Case Presentation:

A 62 year old woman with a history of left ventricular outflow tract obstruction presented with acute onset of shortness of breath and flash pulmonary edema. She was gently diuresed with improvement, and on the following day was noted to be agitated and paranoid with hallucinations. Further history was taken from her daughter who described a four month period of declining ability to perform activities of daily living, worsening short term memory loss and behavioral changes including paranoia and agitation. Work up for reversible causes of dementia was initiated and the patient’s TSH, B12, HIV, RPR, computed tomography (CT) of the head without contrast, and magnetic resonance imaging (MRI) of the brain with and without contrast were all found to be within normal limits. Lumbar puncture demonstrated normal levels of red blood cells, white blood cells, glucose and protein, but was positive for oligoclonal bands as was the serum. Several days later the patient complained of shortness of breath. CT of the chest with contrast was performed which demonstrated a 5.8 cm left mediastinal mass with regional lymph node spread concerning for malignancy. Biopsy demonstrated small cell lung cancer. Anti-Hu antibody testing of the serum was positive. A diagnosis of small cell lung cancer (SCLC) with paraneoplastic limbic encephalitis was made. She was initiated on chemotherapy with cisplatin and etoposide followed by intravenous immunoglobulin (IVIG) and prednisone. Within several weeks she demonstrated significant improvement of her agitation and paranoia.

Discussion:

Paraneoplastic encephalitis is an inflammatory disorder of the central nervous system that is associated with a distant malignancy.

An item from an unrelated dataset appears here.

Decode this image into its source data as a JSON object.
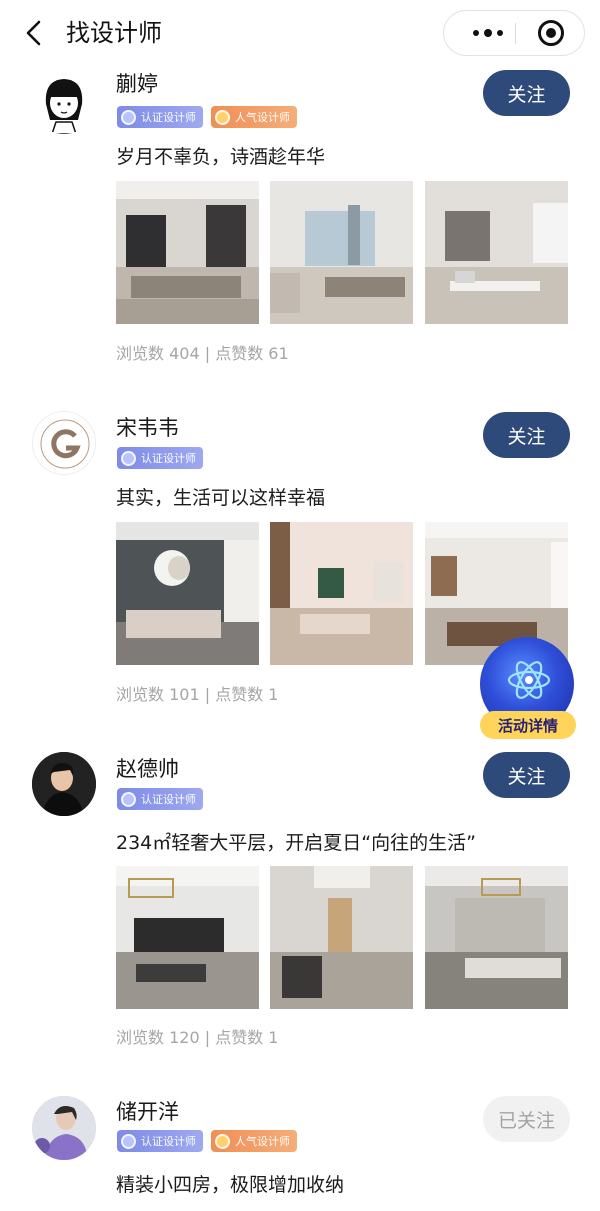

Paraneoplastic encephalitis commonly presents as limbic encephalitis (PLE) which is characterized by mood and behavioral changes and short term memory loss. In PLE, cerebral spinal fluid is positive for inflammatory markers but demonstrates negative cytology. MRI frequently demonstrates temporal lobe abnormalities, though the MRI was normal in this patient. The majority of patients with PLE have antineuronal antibodies, of which anti-Hu antibody (also known as antineuronal nuclear antibody, type 1) is very common. Any patient presenting with limbic encephalitis should be considered for imaging to rule out underlying SCLC and anti-Hu is particularly strongly correlated with SCLC. The mainstay of treatment for PLE is treatment of the underlying malignancy. Although no randomized trials have been performed, immunosuppressive therapy with IVIG or corticosteroids is often used. There is a highly variable response to treatment and this patient has shown a favorable early response, though relapses are possible.

Conclusions:

Paraneoplastic encephalitis should be considered in patients with rapidly progressive dementia and is often the presenting symptom of an underlying malignancy that has not yet been diagnosed.